Boris Herrmann has fixed his mainsail.

“I am happy to have got around the Horn but I hardly noticed it. I was just fully focused on repairing my mainsail.

“It was complicated because it was structural, I had to dry and clean two layers up there in 45 knots of wind, it was pretty hairy on deck and I suppose it was well intentioned, but I finished today in the sunshine in the Atlantic. And now it is finally great to be in the Atlantic, sunshine, lighter winds and blue skies. And I have a mainsail up and that is just great.”

Hear from skippers around the fleet

Pip Hare is prepping for 12 hours of intense sailing

She’s got her storm jib ready to go as the weather starts to look ominous. The sea’s building, and she says it’s difficult to stand up down below.

Watch her describe her process (09.43 6Jan21).

Miranda Merron’s been struggling with technical issues

“Yesterday before nightfall, the B&G autopilot, which has been almost faultless for weeks, started misbehaving in wind mode, pushing the helm hard over each way four times every time the boat slowed a bit in the waves in 25+ knots.

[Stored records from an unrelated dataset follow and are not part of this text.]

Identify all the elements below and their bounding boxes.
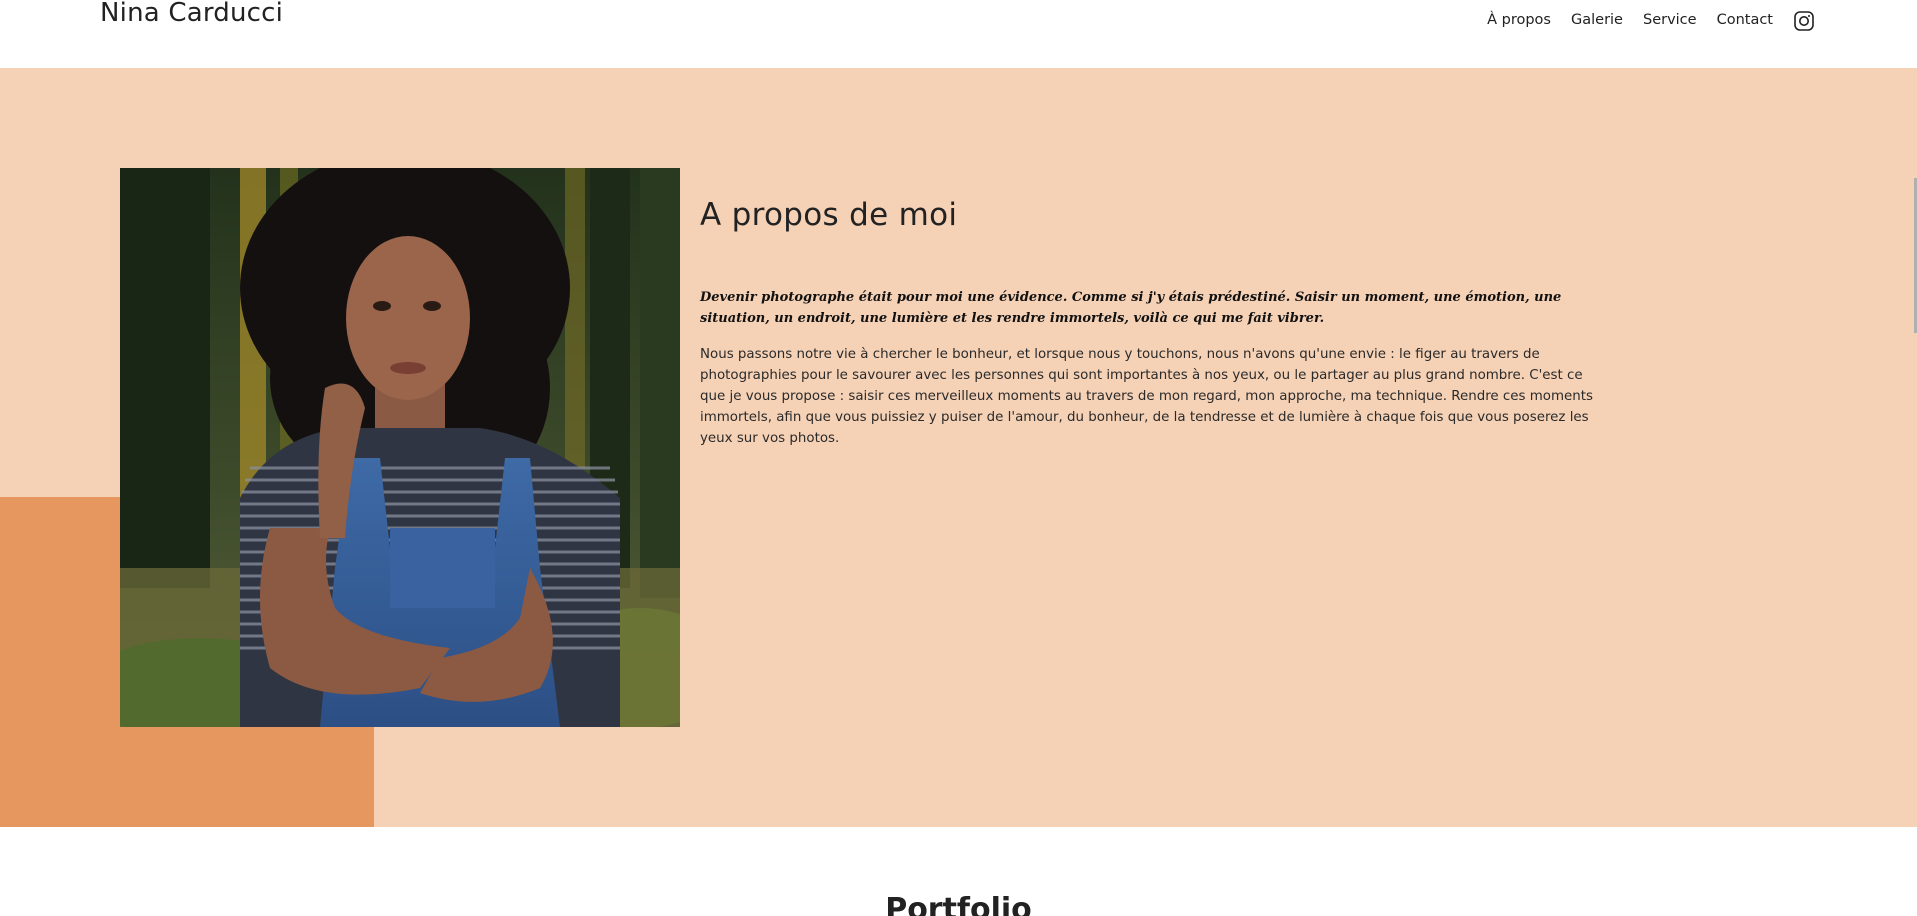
brand-name[interactable]: Nina Carducci (100, 0, 283, 28)
about-lead-text: Devenir photographe était pour moi une é… (700, 290, 1562, 326)
about-section: A propos de moi Devenir photographe étai… (0, 68, 1917, 827)
nav-link-contact[interactable]: Contact (1717, 9, 1773, 31)
about-body-text: Nous passons notre vie à chercher le bon… (700, 347, 1593, 446)
instagram-icon[interactable] (1793, 10, 1815, 32)
about-title: A propos de moi (700, 197, 958, 233)
site-header: Nina Carducci À propos Galerie Service C… (0, 0, 1917, 68)
nav-link-service[interactable]: Service (1643, 9, 1697, 31)
about-content: A propos de moi Devenir photographe étai… (700, 195, 1595, 449)
nav-link-galerie[interactable]: Galerie (1571, 9, 1623, 31)
nav-link-a-propos[interactable]: À propos (1487, 9, 1551, 31)
portfolio-title: Portfolio (885, 892, 1032, 916)
portrait-photo (120, 168, 680, 727)
main-nav: À propos Galerie Service Contact (1487, 8, 1815, 32)
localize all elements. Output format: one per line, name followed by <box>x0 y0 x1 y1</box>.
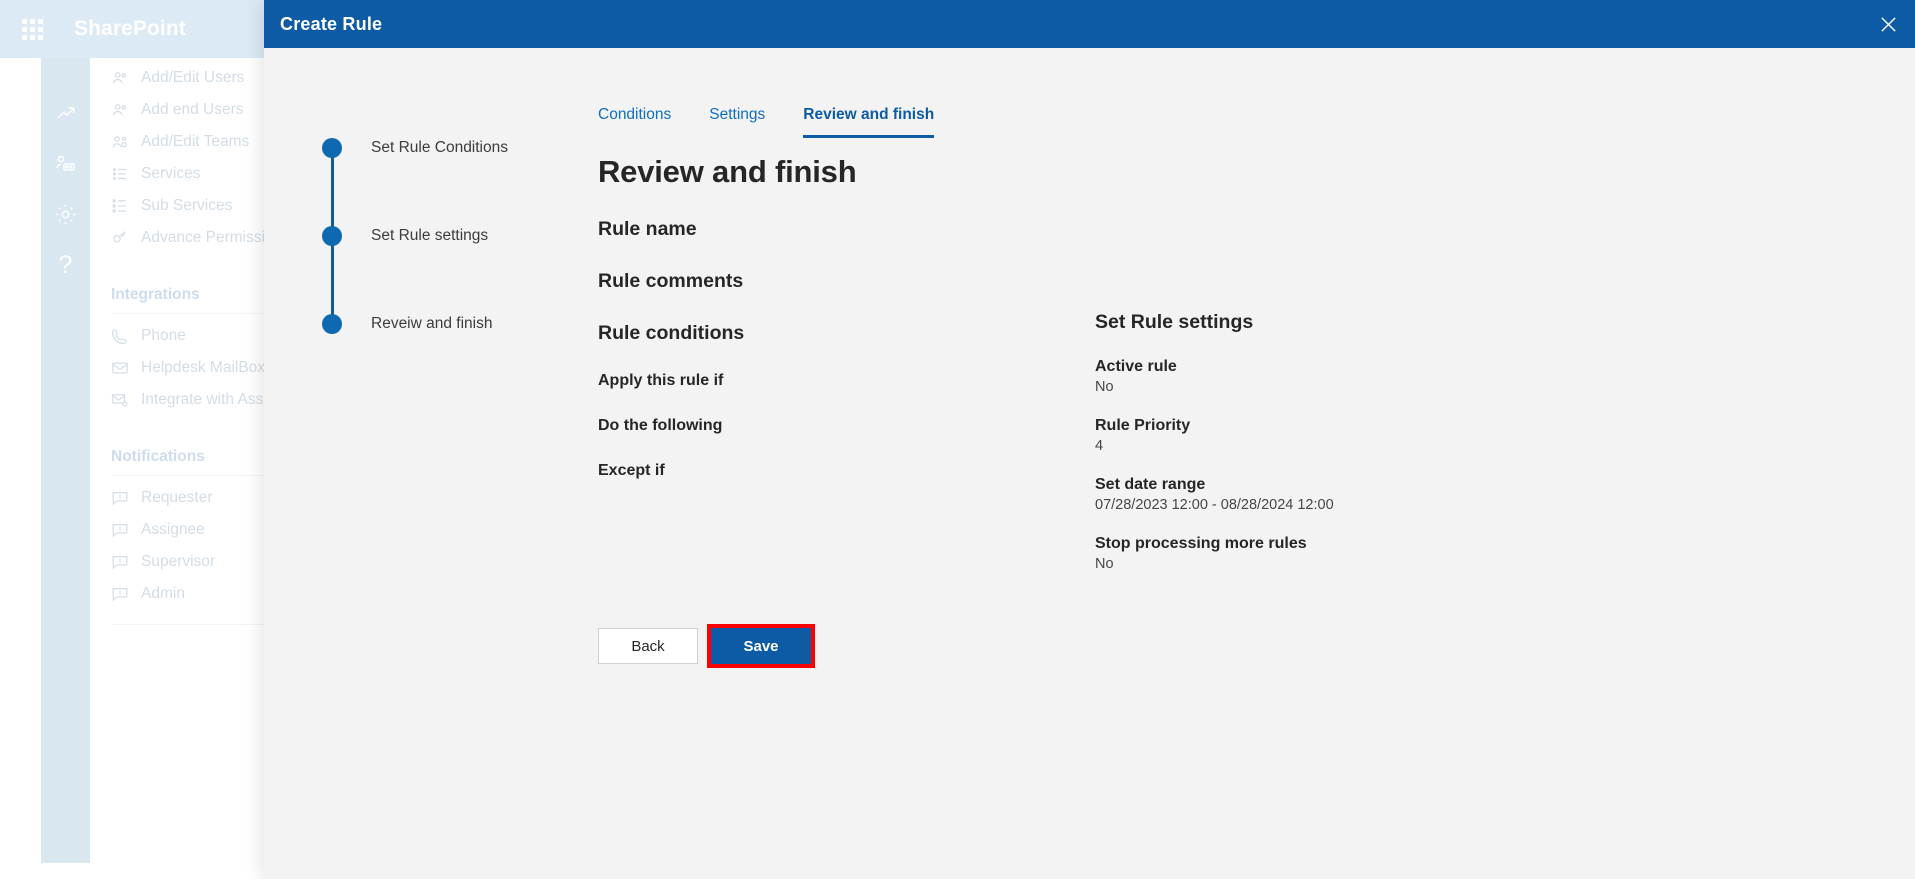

“It was highly unnerving, not to mention dangerous as the boat slewed perilously close to crash gybing one way and wiping out the other. I tried compass mode which worked for a while until it too started doing the same thing. I didn’t dare switch to the NKE as the compass heading it displayed bore no reality to either magnetic or true, and I wasn’t quite sure what it would do. It was too rough to use in wind mode as there is a loose connection or something somewhere aloft.

“In amongst all this, I had to gybe, which involves furling the headsail, going dead downwind and unfurling again on the new side to take the pressure off the mainsail and gybe it and the runners without wiping out.

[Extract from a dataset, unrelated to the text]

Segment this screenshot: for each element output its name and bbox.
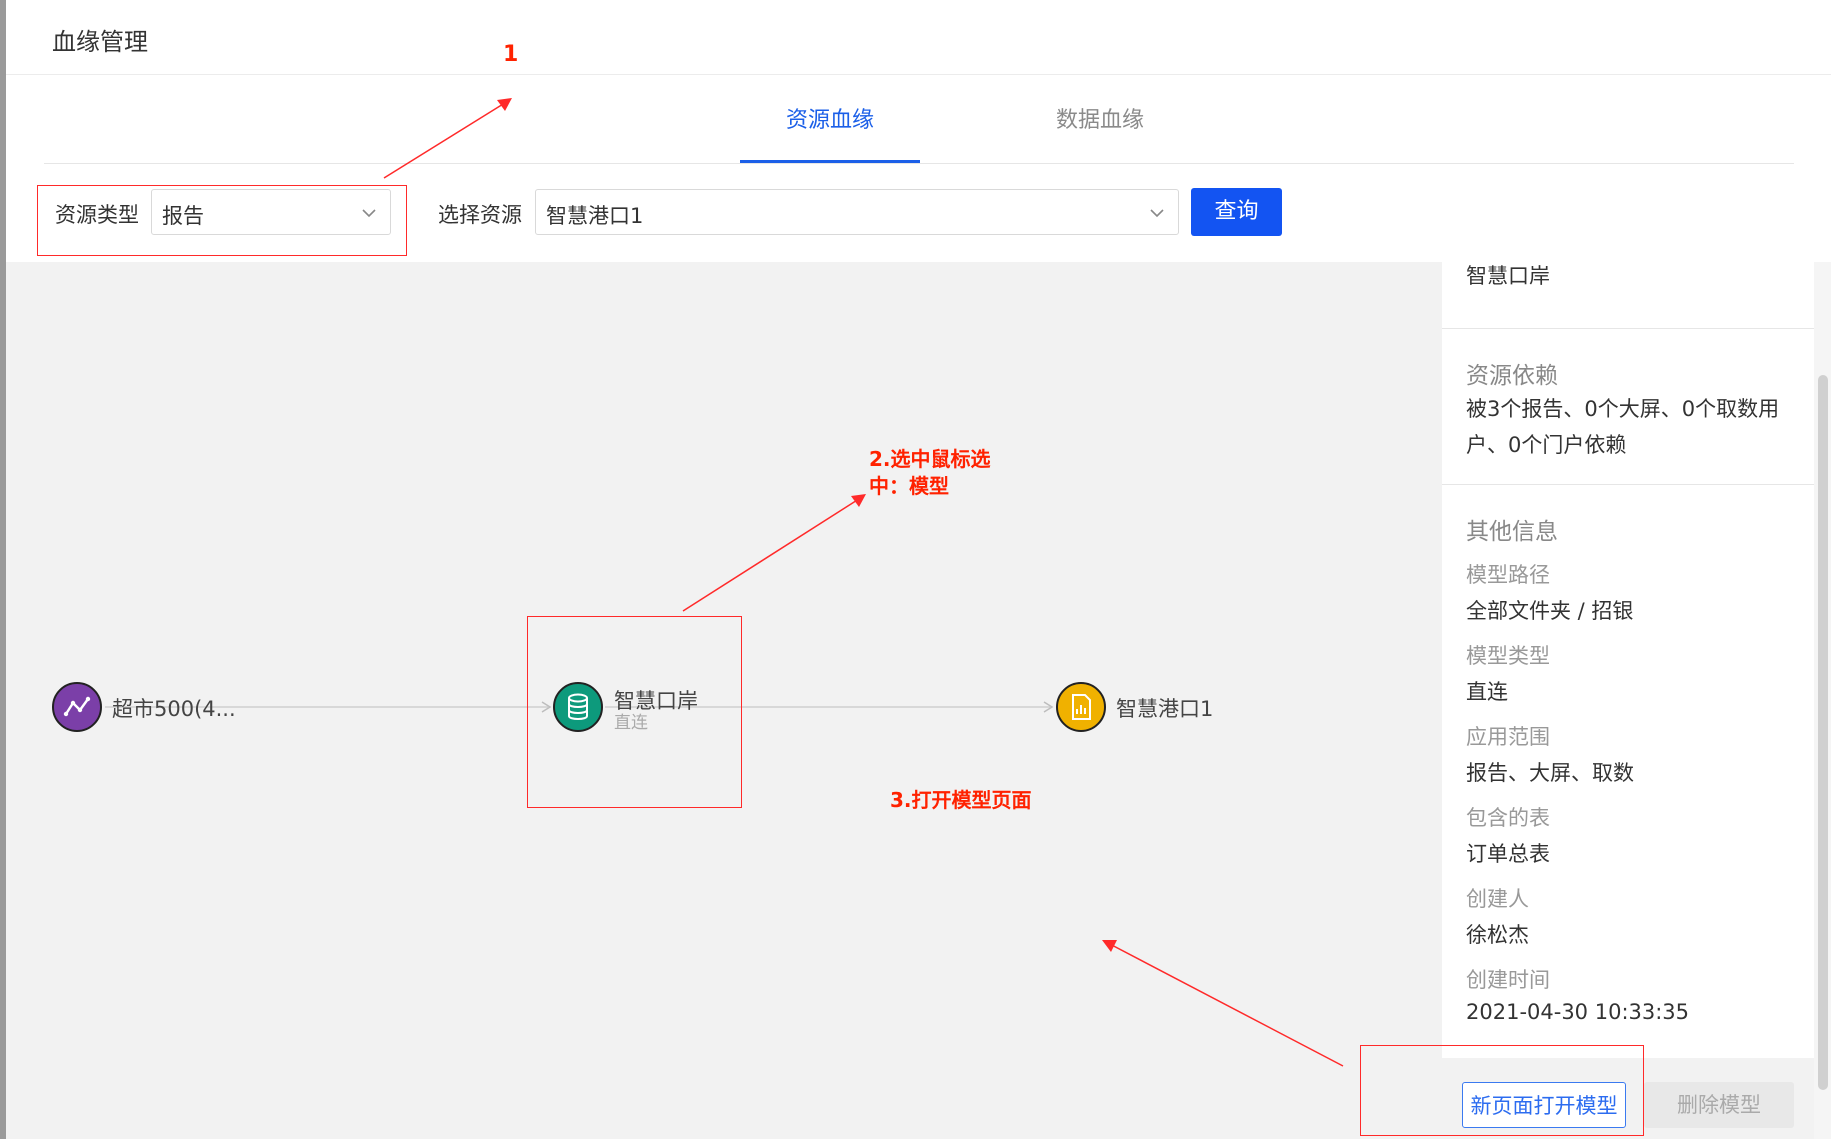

“I only had time to move half the interior as the wind was shifting. It was pretty full-on trying to keep the boat in a straight line dead downwind as the autopilot didn’t take kindly to the lower speed and was steering all over the place. Luckily the wind had dropped for a few minutes, only to kick in at 30 knots straight afterwards. Naturally it was the middle of the night, but it’s never quite dark here. Having not slept, I had a siesta on the floor of the boat with it slewing wildly from time to time. Philippe Roger tried to help out before dawn, to no avail. At daybreak, I contacted B&G and NKE for the respective issues, and touch wood, both pilots are working.

“Thank you to David at NKE for the quick fix of the compass heading bug, and to Felix and the team at B&G for their trouble-shooting.

“Easy conditions now, and just trying to work out how to tackle the nasty low that on its way in a couple of days. The only thing I’m sure about is having plenty of runway, a long way from the forbidden ice zone.”